Cyclical Annealing Schedule: A Simple Approach to Mitigating KL Vanishing

Published 25 Mar 2019 in cs.LG, cs.AI, cs.CL, cs.CV, and stat.ML | (1903.10145v3)

Abstract: Variational autoencoders (VAEs) with an auto-regressive decoder have been applied for many NLP tasks. The VAE objective consists of two terms, (i) reconstruction and (ii) KL regularization, balanced by a weighting hyper-parameter \beta. One notorious training difficulty is that the KL term tends to vanish. In this paper we study scheduling schemes for \beta, and show that KL vanishing is caused by the lack of good latent codes in training the decoder at the beginning of optimization. To remedy this, we propose a cyclical annealing schedule, which repeats the process of increasing \beta multiple times. This new procedure allows the progressive learning of more meaningful latent codes, by leveraging the informative representations of previous cycles as warm re-starts. The effectiveness of cyclical annealing is validated on a broad range of NLP tasks, including language modeling, dialog response generation and unsupervised language pre-training.

Abstract PDF Upgrade to Chat

Citations (338)

View on Semantic Scholar

Summary

The paper introduces a cyclical annealing strategy for VAEs that mitigates KL vanishing by cycling the β parameter to reinforce latent code learning.
It employs multiple cycles of increasing β from zero to one, allowing previous latent representations to serve as warm restarts in subsequent training phases.
Experimental results on NLP tasks show improved perplexity, response diversity, and classification accuracy compared to monotonic annealing.

Cyclical Annealing Schedule: A Systematic Approach to Mitigating KL Vanishing in Variational Autoencoders

The paper discusses a novel cyclical annealing schedule to address the KL vanishing problem often encountered when training Variational Autoencoders (VAEs) in the context of NLP. The authors analyze the underlying reasons for KL vanishing and propose a cyclical schedule for the $\beta$ parameter that governs the trade-off between reconstruction and KL divergence terms in the VAE objective function.
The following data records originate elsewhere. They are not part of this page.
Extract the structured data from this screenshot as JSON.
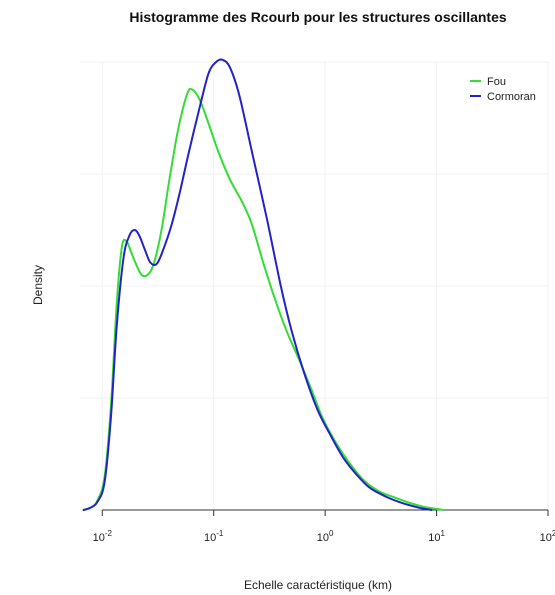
{
  "chart_data": {
    "type": "line",
    "title": "Histogramme des Rcourb pour les structures oscillantes",
    "xlabel": "Echelle caractéristique (km)",
    "ylabel": "Density",
    "x_scale": "log10",
    "xlim": [
      0.00631,
      100
    ],
    "ylim": [
      0,
      4.0
    ],
    "x_ticks": [
      {
        "base": "10",
        "exp": "-2",
        "value": 0.01
      },
      {
        "base": "10",
        "exp": "-1",
        "value": 0.1
      },
      {
        "base": "10",
        "exp": "0",
        "value": 1
      },
      {
        "base": "10",
        "exp": "1",
        "value": 10
      },
      {
        "base": "10",
        "exp": "2",
        "value": 100
      }
    ],
    "legend": {
      "position": "top-right"
    },
    "grid": true,
    "series": [
      {
        "name": "Fou",
        "color": "#33dd33",
        "points": [
          [
            0.0068,
            0.0
          ],
          [
            0.0078,
            0.02
          ],
          [
            0.009,
            0.08
          ],
          [
            0.0105,
            0.3
          ],
          [
            0.012,
            0.95
          ],
          [
            0.0135,
            1.85
          ],
          [
            0.015,
            2.35
          ],
          [
            0.0165,
            2.4
          ],
          [
            0.0182,
            2.3
          ],
          [
            0.02,
            2.2
          ],
          [
            0.0225,
            2.1
          ],
          [
            0.0255,
            2.1
          ],
          [
            0.029,
            2.2
          ],
          [
            0.034,
            2.5
          ],
          [
            0.04,
            2.95
          ],
          [
            0.048,
            3.4
          ],
          [
            0.058,
            3.72
          ],
          [
            0.065,
            3.75
          ],
          [
            0.075,
            3.66
          ],
          [
            0.09,
            3.45
          ],
          [
            0.11,
            3.2
          ],
          [
            0.14,
            2.95
          ],
          [
            0.18,
            2.75
          ],
          [
            0.22,
            2.55
          ],
          [
            0.28,
            2.2
          ],
          [
            0.35,
            1.9
          ],
          [
            0.45,
            1.6
          ],
          [
            0.58,
            1.35
          ],
          [
            0.75,
            1.08
          ],
          [
            0.95,
            0.82
          ],
          [
            1.25,
            0.6
          ],
          [
            1.65,
            0.42
          ],
          [
            2.2,
            0.27
          ],
          [
            3.0,
            0.17
          ],
          [
            4.0,
            0.12
          ],
          [
            5.5,
            0.07
          ],
          [
            7.5,
            0.03
          ],
          [
            10.0,
            0.01
          ],
          [
            11.5,
            0.0
          ]
        ]
      },
      {
        "name": "Cormoran",
        "color": "#2222cc",
        "points": [
          [
            0.0068,
            0.0
          ],
          [
            0.0078,
            0.02
          ],
          [
            0.009,
            0.07
          ],
          [
            0.0105,
            0.25
          ],
          [
            0.012,
            0.85
          ],
          [
            0.0135,
            1.65
          ],
          [
            0.0155,
            2.25
          ],
          [
            0.0175,
            2.45
          ],
          [
            0.0195,
            2.5
          ],
          [
            0.0215,
            2.45
          ],
          [
            0.024,
            2.33
          ],
          [
            0.027,
            2.21
          ],
          [
            0.031,
            2.2
          ],
          [
            0.036,
            2.35
          ],
          [
            0.042,
            2.55
          ],
          [
            0.05,
            2.85
          ],
          [
            0.06,
            3.2
          ],
          [
            0.075,
            3.6
          ],
          [
            0.09,
            3.9
          ],
          [
            0.105,
            4.0
          ],
          [
            0.12,
            4.02
          ],
          [
            0.14,
            3.95
          ],
          [
            0.17,
            3.7
          ],
          [
            0.22,
            3.2
          ],
          [
            0.3,
            2.6
          ],
          [
            0.4,
            2.0
          ],
          [
            0.5,
            1.6
          ],
          [
            0.65,
            1.22
          ],
          [
            0.85,
            0.9
          ],
          [
            1.1,
            0.68
          ],
          [
            1.45,
            0.47
          ],
          [
            1.9,
            0.32
          ],
          [
            2.5,
            0.2
          ],
          [
            3.5,
            0.12
          ],
          [
            5.0,
            0.06
          ],
          [
            7.0,
            0.02
          ],
          [
            9.0,
            0.0
          ]
        ]
      }
    ]
  }
}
Problem Background and Motivation

VAEs are powerful generative models that encode data into a latent space, facilitating tasks like language modeling and dialog generation. However, when VAEs employ auto-regressive decoders, they suffer from a prevalent issue known as KL vanishing. This phenomenon occurs when training collapses into a degenerate solution where the latent variable is ignored, resulting in inadequate utilization of the model’s expressiveness.

The traditional remedy involves monotonic KL annealing, gradually increasing $\beta$ from zero to one. Although this method partially addresses KL vanishing, the theoretical justification is limited, and the problem persists under certain conditions.

Cyclical Annealing Schedule

The authors propose a cyclical annealing schedule for $\beta$ , which consists of multiple cycles of linearly increasing $\beta$ from zero to one, followed by a period where $\beta$ remains at one. This process repeats over several cycles during training. The cyclical nature allows the VAE to leverage the latent codes progressively, utilizing informative representations learned in previous cycles as warm restarts in subsequent cycles.

This method is based on the observation that KL vanishing is often caused by the lack of meaningful latent codes at the early stages of optimization. By periodically resetting $\beta$ to zero, the cyclical schedule allows the VAE to relearn and reinforce the importance of the latent space during each cycle.

Experimental Results

Empirical results demonstrate that the cyclical schedule significantly mitigates KL vanishing across various NLP tasks, including language modeling on the Penn Tree Bank dataset, dialog response generation using Conditional VAEs, and unsupervised language pre-training. The cyclical schedule not only enhances ELBO and reduces reconstruction errors but also maintains higher KL divergence, indicating a more structured use of the latent space.

For language modeling, cyclical annealing enhances model robustness and overall perplexity scores. In dialog generation, it contributes to generating diverse responses, outperforming the monotonic schedule in both lexical similarity and embedding-based measures. In unsupervised pre-training, models trained with cyclical annealing demonstrate improved classification accuracy when fine-tuned on labeled data, showcasing the effectiveness of latent representation learning.

Theoretical Implications and Future Directions

The cyclical schedule presents a formal solution to the KL vanishing problem by systematically alternating between phases of weak and strong regularization on the latent space. This reveals insights into optimizing and balancing mutual information and marginal KL in VAE training. From a broader perspective, cyclical annealing could be extended to other domains and models where balancing reconstruction fidelity and latent space utilization is critical.

One potential avenue for future research could involve exploring adaptive algorithms that dynamically adjust $\beta$ cycles based on the model's learning state or performance metrics, potentially improving both computational efficiency and convergence stability. Further studies could also investigate the impact of cyclical annealing in semi-supervised or multi-modal settings, where leveraging rich latent representations is crucial.

Overall, this cyclical annealing schedule offers a methodical approach to enhance VAE training, effectively addressing challenges in leveraging the latent space and opening new directions for improving generative modeling in NLP and beyond.